Clarifying Nomad Autoscaler's Target Value Strategy Plugin behaviour

Hi folks! :wave:

We are using Nomad Autoscaler (v0.3.5), and using the Target Value Strategy plugin as part of our scaling policy.

In particular, our scaling policy looks like this:

    scaling "cluster_policy" {
      enabled = true
      min = 3
      max = ...

      policy {
        cooldown = "2m"
        evaluation_interval = "1m"
        on_check_error = "fail"
        check "cpu_allocated_percentage" {
          source = "nomad-apm"
          query  = "percentage-allocated_cpu"
          strategy "target-value" {
            target = 70
          }
        }
        check "mem_allocated_percentage" {
          source = "nomad-apm"
          query = "percentage-allocated_memory"
          strategy "target-value" {
            target = 70
          }
        }
      }
    }

We are thus using the default threshold value (0.01) for this Target Value Strategy plugin.

As such, I understand the Nomad Autoscaler will thus scale up if the factor is 1.01 (1 + 0.01), or scale down if the factor is 0.99 (1 - 0.01).

We noticed that the Autoscaler “quickly” scaled down just 3 minutes after scaling up in our logs:

2023-03-18T01:00:35.690Z [INFO]  policy_eval.worker: scaling target: id=xxx policy_id=xxx queue=cluster target=aws-asg from=3 to=4 reason="scaling up because factor is 1.311829" meta=map[nomad_policy_id:xxx]
2023-03-18T01:00:46.210Z [INFO]  internal_plugin.aws-asg: successfully performed and verified scaling out: action=scale_out asg_name=xxx desired_count=4
2023-03-18T01:03:35.789Z [INFO]  policy_eval.worker: scaling target: id=xxx policy_id=xxx queue=cluster target=aws-asg from=4 to=3 reason="capped count from 1 to 3 to stay within limits" meta="map[nomad_autoscaler.count.capped:true nomad_autoscaler.count.original:1 nomad_autoscaler.reason_history:[scaling down because factor is 0.215126] nomad_policy_id:xxx]"

I understand from our policy, due to the cooldown (2m), it will suspend policy evaluations until 2 minutes has passed.
In the 3rd minute, I can see the scaling down then happened since it is 1 minute after the cooldown and our evaluation_interval is set 1m.

I also understand the scale-down happened since our factor was calculated to be 0.215

At this point, all looks expected, as I visualized the timeline:

Time Event Remarks
2023-03-18T01:00:35 Scaling up from 3 → 4 due to factor 1.311 allocated CPU and/or memory is at ~ 92% (factor = 91.8/70 = 1.311)
2023-03-18T01:00:46 Successfully scaled out -
2023-03-18T01:02:35 Cooling cooldown = 2m
2023-03-18T01:03:35 Scaling down from 4 → 3 (min) due to factor 0.215 allocated CPU and/or memory is at ~ 15% (factor = 15.05/70 = 0.215)

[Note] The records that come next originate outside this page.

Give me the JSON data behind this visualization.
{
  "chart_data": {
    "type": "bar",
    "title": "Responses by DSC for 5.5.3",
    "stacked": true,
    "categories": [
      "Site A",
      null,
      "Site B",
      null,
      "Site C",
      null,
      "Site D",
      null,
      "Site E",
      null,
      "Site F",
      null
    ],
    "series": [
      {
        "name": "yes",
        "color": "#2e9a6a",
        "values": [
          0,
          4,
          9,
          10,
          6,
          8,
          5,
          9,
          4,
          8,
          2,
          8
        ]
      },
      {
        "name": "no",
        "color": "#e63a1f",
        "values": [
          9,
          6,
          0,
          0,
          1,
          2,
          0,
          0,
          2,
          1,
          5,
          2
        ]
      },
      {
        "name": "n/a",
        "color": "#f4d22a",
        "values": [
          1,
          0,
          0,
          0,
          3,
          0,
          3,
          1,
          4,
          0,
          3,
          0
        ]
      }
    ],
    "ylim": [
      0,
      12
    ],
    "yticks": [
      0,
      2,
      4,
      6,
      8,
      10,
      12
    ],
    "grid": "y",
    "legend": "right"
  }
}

Question why did the factor drop so drastically from 1.311 → 0.215 within the next evaluation?

I understand we are using the default query_window of 1m.

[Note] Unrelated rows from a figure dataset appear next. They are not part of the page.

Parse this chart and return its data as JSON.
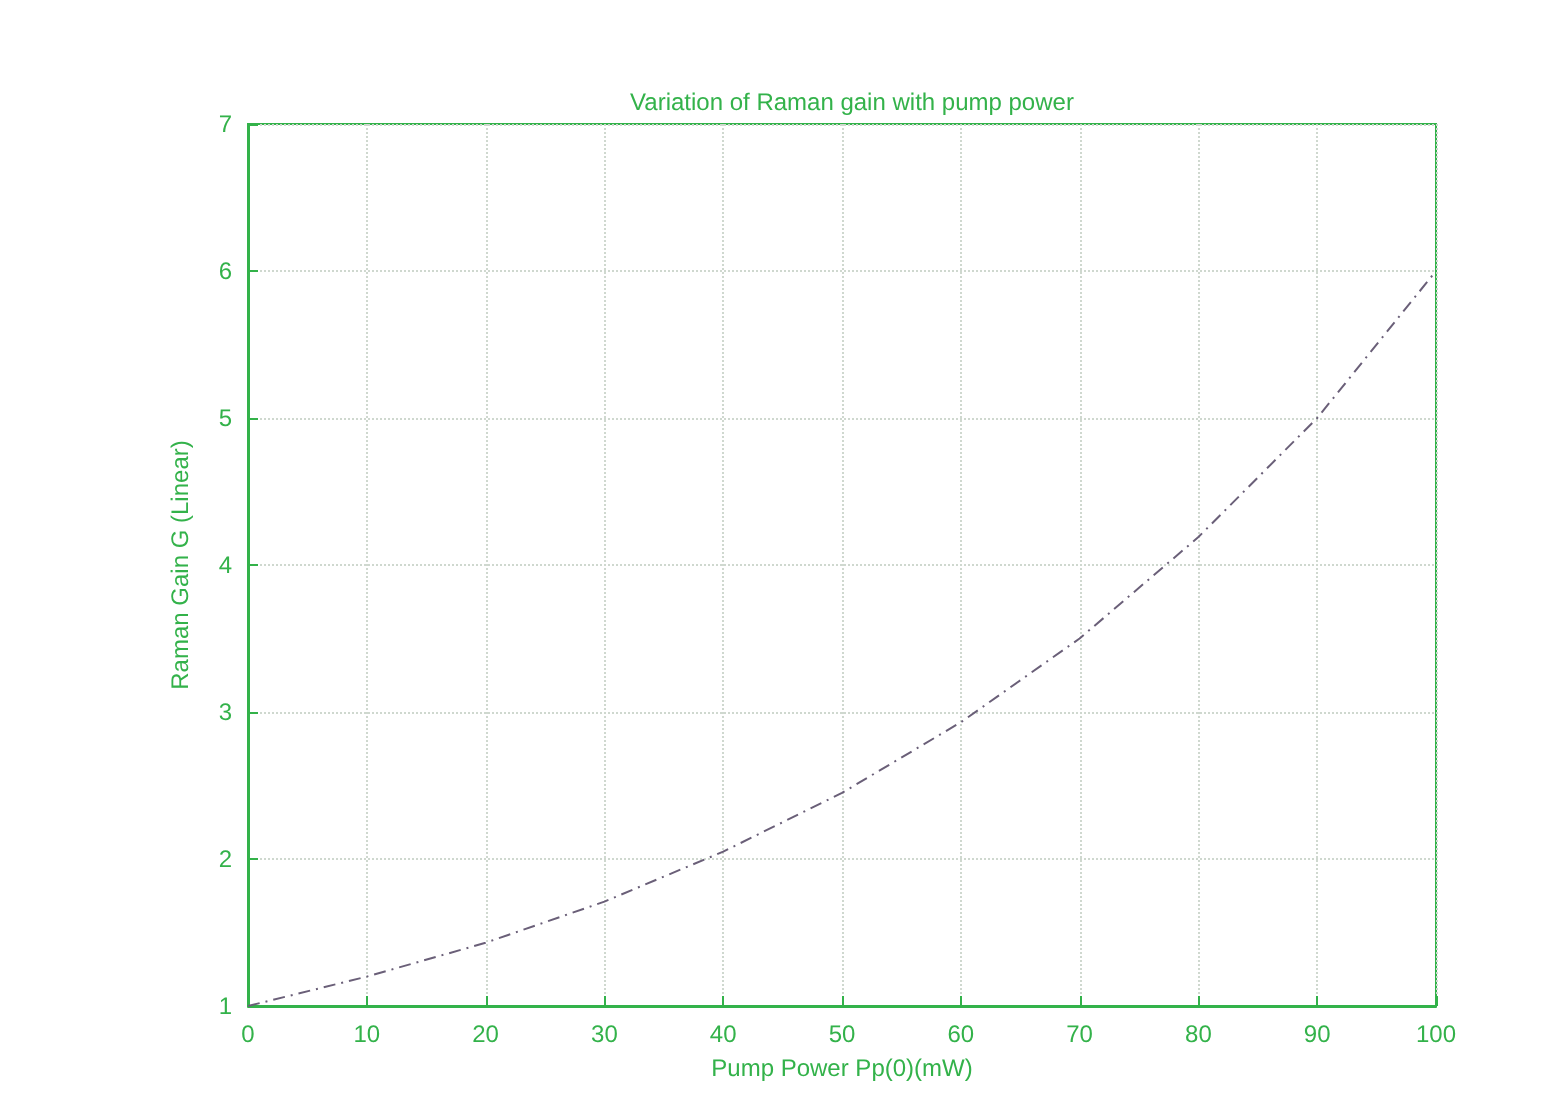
{
  "chart_data": {
    "type": "line",
    "title": "Variation of Raman gain with pump power",
    "xlabel": "Pump Power Pp(0)(mW)",
    "ylabel": "Raman Gain G (Linear)",
    "x": [
      0,
      10,
      20,
      30,
      40,
      50,
      60,
      70,
      80,
      90,
      100
    ],
    "series": [
      {
        "color": "#6a5f78",
        "values": [
          1,
          1.2,
          1.43,
          1.71,
          2.05,
          2.45,
          2.93,
          3.5,
          4.19,
          5.0,
          6.0
        ]
      }
    ],
    "xlim": [
      0,
      100
    ],
    "xticks": [
      0,
      10,
      20,
      30,
      40,
      50,
      60,
      70,
      80,
      90,
      100
    ],
    "ylim": [
      1,
      7
    ],
    "yticks": [
      1,
      2,
      3,
      4,
      5,
      6,
      7
    ],
    "grid": true,
    "marker": "none",
    "line_style": "dashed"
  }
}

If I understand correctly, this is because the results from the query_window (1m) showed low CPU / memory allocated.

My current (uninformed) hypothesis is that:

  • Because the new (4th) Nomad node spun up has low-to-zero CPU and memory allocated, bringing the metrics now down

Would that be plausible?

As a possible solution, would increasing the query_window to be > 1m (say 5m) be better for evaluating the CPU & memory metrics?
I am hoping I understand correctly that increasing this query_window can help to reduce the “aggressiveness” of the scaling here.

Thank you so much folks!